Tom Wheeler, the head of the Federal Communications Commission, has recommended approving AT&T’s $48.5 billion purchase of DirecTV.
Dallas-based AT&T agreed to buy Direct TV in May of last year for about 67 (b) billion dollars, saying the deal would give it a larger base of video subscribers and improve its competitiveness against Comcast and Time Warner Cable.
It is unclear when the commissioners will formally vote, but Wheeler’s recommendation makes government approval of the deal all but certain.
And as DirecTV has exclusivity with NFL Sunday Ticket, will the satellite provider open up its out-of-market package to all AT&T wireless customers so they can watch football games on their cell phones?
The chairman said these measures will protect consumers, expand high-speed broadband availability and increase competition.
“The merger conditions announced thus far won’t do enough to offset this deal’s many harms”, Wood, of Free Press, said.
The Justice Department said in a separate statement it would not challenge the merger.
AT&T Inc. (NYSE:T) appears on the verge of receiving federal regulatory approval for its proposed acquisition of DirecTV (NASDAQ:DTV).
With the AT&T-DirecTV merger approval, some conditions will be imposed that are intended to prevent discrimination against online video competition. And the company has been barred from applying data caps on customers unless it also applies the cap to the over-the-top video capability it is acquiring with DirecTV.
Chairman Wheeler also proposed the appointment of an independent officer to keep tabs on whether the carrier is fulfilling these conditions.
AT&T’s entry into additional metropolitan markets, Wheeler said, would help to increase “the entire nation’s residential fiber build by more than 40 percent”.
Baer, the Justice Department official, added: “The commitments that the proposed FCC order includes, if adopted, will provide significant benefits to millions of subscribers”.

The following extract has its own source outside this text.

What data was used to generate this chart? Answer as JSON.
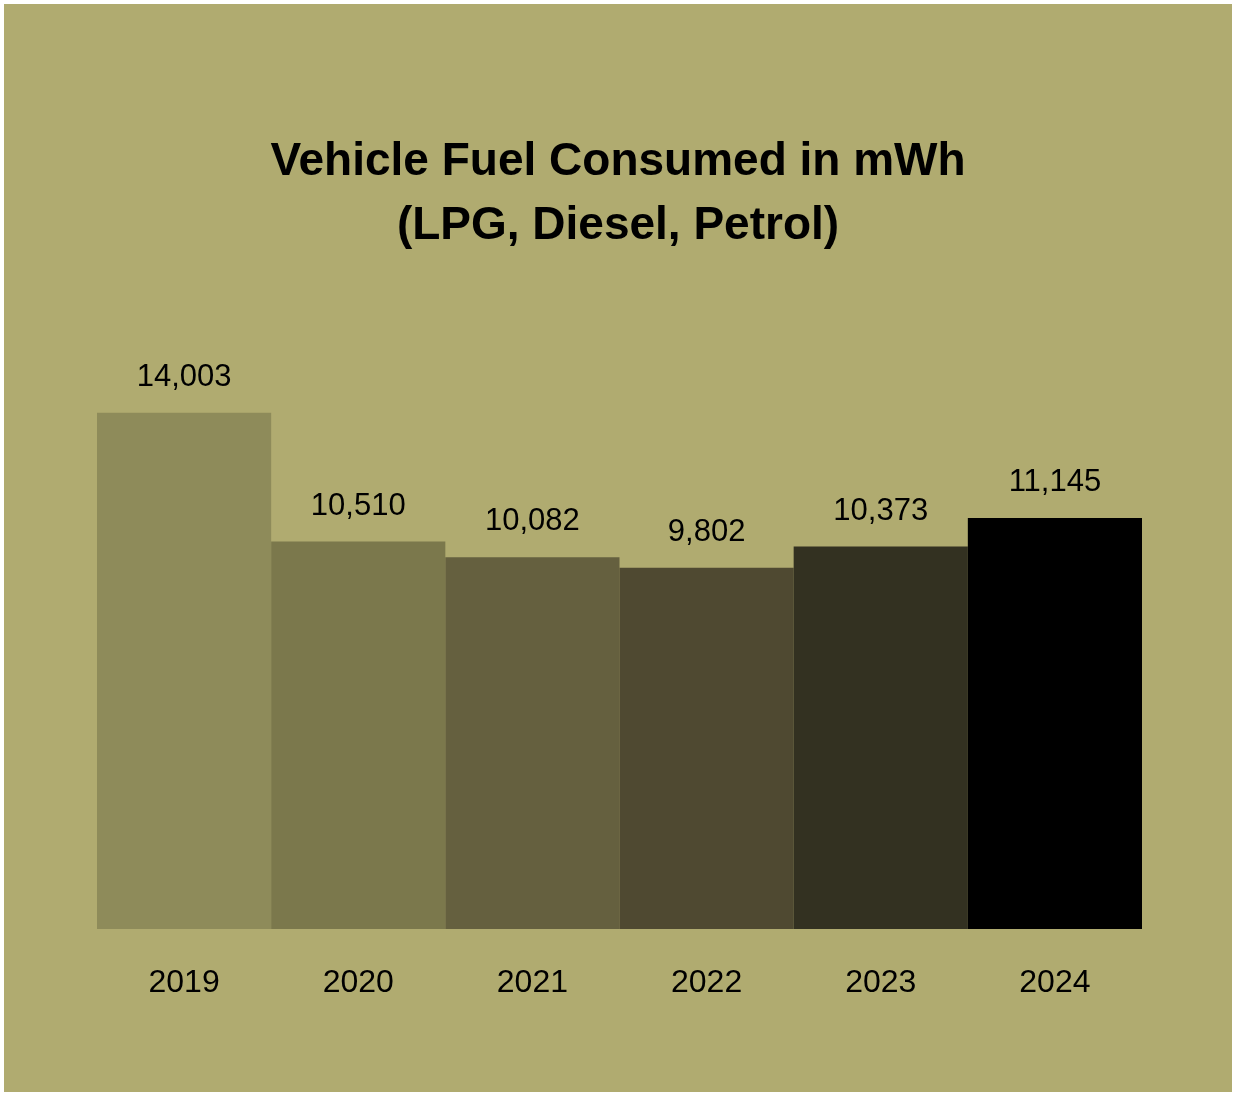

AT&T’s TV business pipes in cable to 6 million households, while DirecTV supplies more than 20 million households in the U.S. and 19.5 million customers in Latin America.
“We also asked for AT&T to offer stand-alone Internet service, rather than it being part of a bundle, but I haven’t seen any indication that we are going to get that”, Bergmayer said.
The merger was designed to position AT&T, a company that traces its origins to the invention of the telephone more than 130 years ago by Alexander Graham Bell, as a leader in the digital age with strong connections to consumers.